Benz and her colleagues assessed over 8,000 locations where measurements of groundwater temperature were available, mostly in Europe. They found that in about 25% of those places there was enough heat underground to recycle for energy.

That percentage will surely increase as the planet’s average temperature rises, heating up the underground even more. The study’s authors estimated that by the end of the century, 73% of the locations could fulfill all their heating needs with underground heat.

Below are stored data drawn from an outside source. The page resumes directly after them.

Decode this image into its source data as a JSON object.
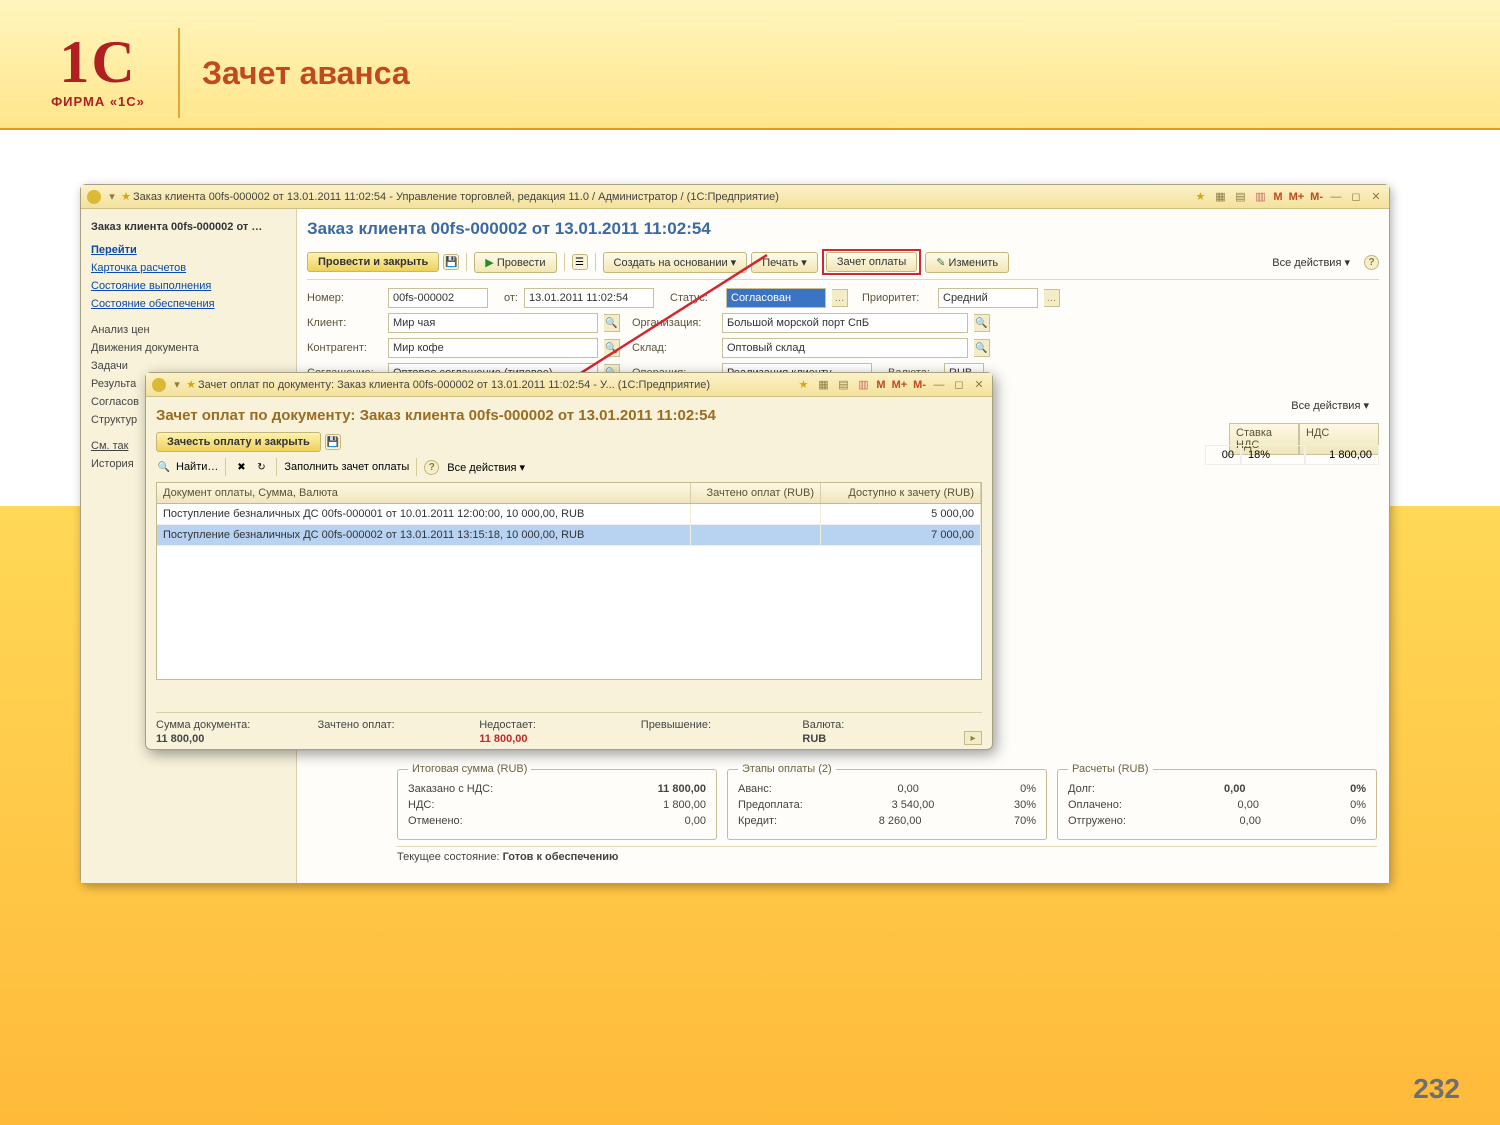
{
  "slide": {
    "logo_text": "1C",
    "logo_sub": "ФИРМА «1С»",
    "title": "Зачет аванса",
    "page_num": "232"
  },
  "main": {
    "titlebar": "Заказ клиента 00fs-000002 от 13.01.2011 11:02:54 - Управление торговлей, редакция 11.0 / Администратор /  (1С:Предприятие)",
    "m_labels": [
      "M",
      "M+",
      "M-"
    ],
    "nav": {
      "title": "Заказ клиента 00fs-000002 от …",
      "section1": "Перейти",
      "links1": [
        "Карточка расчетов",
        "Состояние выполнения",
        "Состояние обеспечения"
      ],
      "links2": [
        "Анализ цен",
        "Движения документа",
        "Задачи",
        "Результа",
        "Согласов",
        "Структур"
      ],
      "links3_label": "См. так",
      "links3": [
        "История"
      ]
    },
    "form": {
      "title": "Заказ клиента 00fs-000002 от 13.01.2011 11:02:54",
      "tb": {
        "post_close": "Провести и закрыть",
        "post": "Провести",
        "create_base": "Создать на основании ▾",
        "print": "Печать ▾",
        "offset": "Зачет оплаты",
        "edit": "Изменить",
        "all": "Все действия ▾"
      },
      "rows": {
        "number_l": "Номер:",
        "number": "00fs-000002",
        "from_l": "от:",
        "from": "13.01.2011 11:02:54",
        "status_l": "Статус:",
        "status": "Согласован",
        "priority_l": "Приоритет:",
        "priority": "Средний",
        "client_l": "Клиент:",
        "client": "Мир чая",
        "org_l": "Организация:",
        "org": "Большой морской порт СпБ",
        "contr_l": "Контрагент:",
        "contr": "Мир кофе",
        "store_l": "Склад:",
        "store": "Оптовый склад",
        "agr_l": "Соглашение:",
        "agr": "Оптовое соглашение (типовое)",
        "op_l": "Операция:",
        "op": "Реализация клиенту",
        "curr_l": "Валюта:",
        "curr": "RUB"
      },
      "grid_cols": {
        "rate": "Ставка НДС",
        "nds": "НДС"
      },
      "grid_row": {
        "total": "00",
        "rate": "18%",
        "nds": "1 800,00"
      },
      "all_actions2": "Все действия ▾"
    },
    "footer": {
      "g1_legend": "Итоговая сумма (RUB)",
      "g1": [
        {
          "l": "Заказано с НДС:",
          "v": "11 800,00",
          "bold": true
        },
        {
          "l": "НДС:",
          "v": "1 800,00"
        },
        {
          "l": "Отменено:",
          "v": "0,00"
        }
      ],
      "g2_legend": "Этапы оплаты (2)",
      "g2": [
        {
          "l": "Аванс:",
          "v": "0,00",
          "p": "0%"
        },
        {
          "l": "Предоплата:",
          "v": "3 540,00",
          "p": "30%"
        },
        {
          "l": "Кредит:",
          "v": "8 260,00",
          "p": "70%"
        }
      ],
      "g3_legend": "Расчеты (RUB)",
      "g3": [
        {
          "l": "Долг:",
          "v": "0,00",
          "p": "0%",
          "bold": true
        },
        {
          "l": "Оплачено:",
          "v": "0,00",
          "p": "0%"
        },
        {
          "l": "Отгружено:",
          "v": "0,00",
          "p": "0%"
        }
      ],
      "status_l": "Текущее состояние:",
      "status_v": "Готов к обеспечению"
    }
  },
  "dialog": {
    "titlebar": "Зачет оплат по документу: Заказ клиента 00fs-000002 от 13.01.2011 11:02:54 - У...  (1С:Предприятие)",
    "m_labels": [
      "M",
      "M+",
      "M-"
    ],
    "title": "Зачет оплат по документу: Заказ клиента 00fs-000002 от 13.01.2011 11:02:54",
    "tb": {
      "apply": "Зачесть оплату и закрыть"
    },
    "sub": {
      "find": "Найти…",
      "fill": "Заполнить зачет оплаты",
      "all": "Все действия ▾"
    },
    "cols": {
      "doc": "Документ оплаты, Сумма, Валюта",
      "applied": "Зачтено оплат (RUB)",
      "avail": "Доступно к зачету (RUB)"
    },
    "rows": [
      {
        "doc": "Поступление безналичных ДС 00fs-000001 от 10.01.2011 12:00:00, 10 000,00, RUB",
        "applied": "",
        "avail": "5 000,00"
      },
      {
        "doc": "Поступление безналичных ДС 00fs-000002 от 13.01.2011 13:15:18, 10 000,00, RUB",
        "applied": "",
        "avail": "7 000,00"
      }
    ],
    "foot": {
      "sum_l": "Сумма документа:",
      "sum": "11 800,00",
      "applied_l": "Зачтено оплат:",
      "applied": "",
      "short_l": "Недостает:",
      "short": "11 800,00",
      "over_l": "Превышение:",
      "over": "",
      "curr_l": "Валюта:",
      "curr": "RUB"
    }
  }
}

A staff member standing at the underground Oyu Tolgoi copper mine in the Gobi Desert in Mongolia.

Tapping into flowing groundwater would allow municipalities to access that heat. Regions without flowing groundwater would have to lay pipes underground and cycle fluid through them to absorb the heat and bring it to the surface.

Benz says it’s worth considering adding those underground pipes as part of new construction, especially building new streets, which absorb extra heat. Subway tunnels could also be an easy place to start. In 2020, the Islington neighborhood of London built a system in its subway to funnel heat from those underground tunnels to homes.

Of course, underground heat builds up the most in summer, when people don’t need to heat their homes. But Benz said the ground would hold on to the heat until it’s needed.

“Heat takes a little bit to travel in the underground. So if you time it right and put your heat pump or your pipes at exactly the right depth, all the heat from the summer reaches it in winter, when you actually need the heating,” she said. “The ground is the battery in this case.”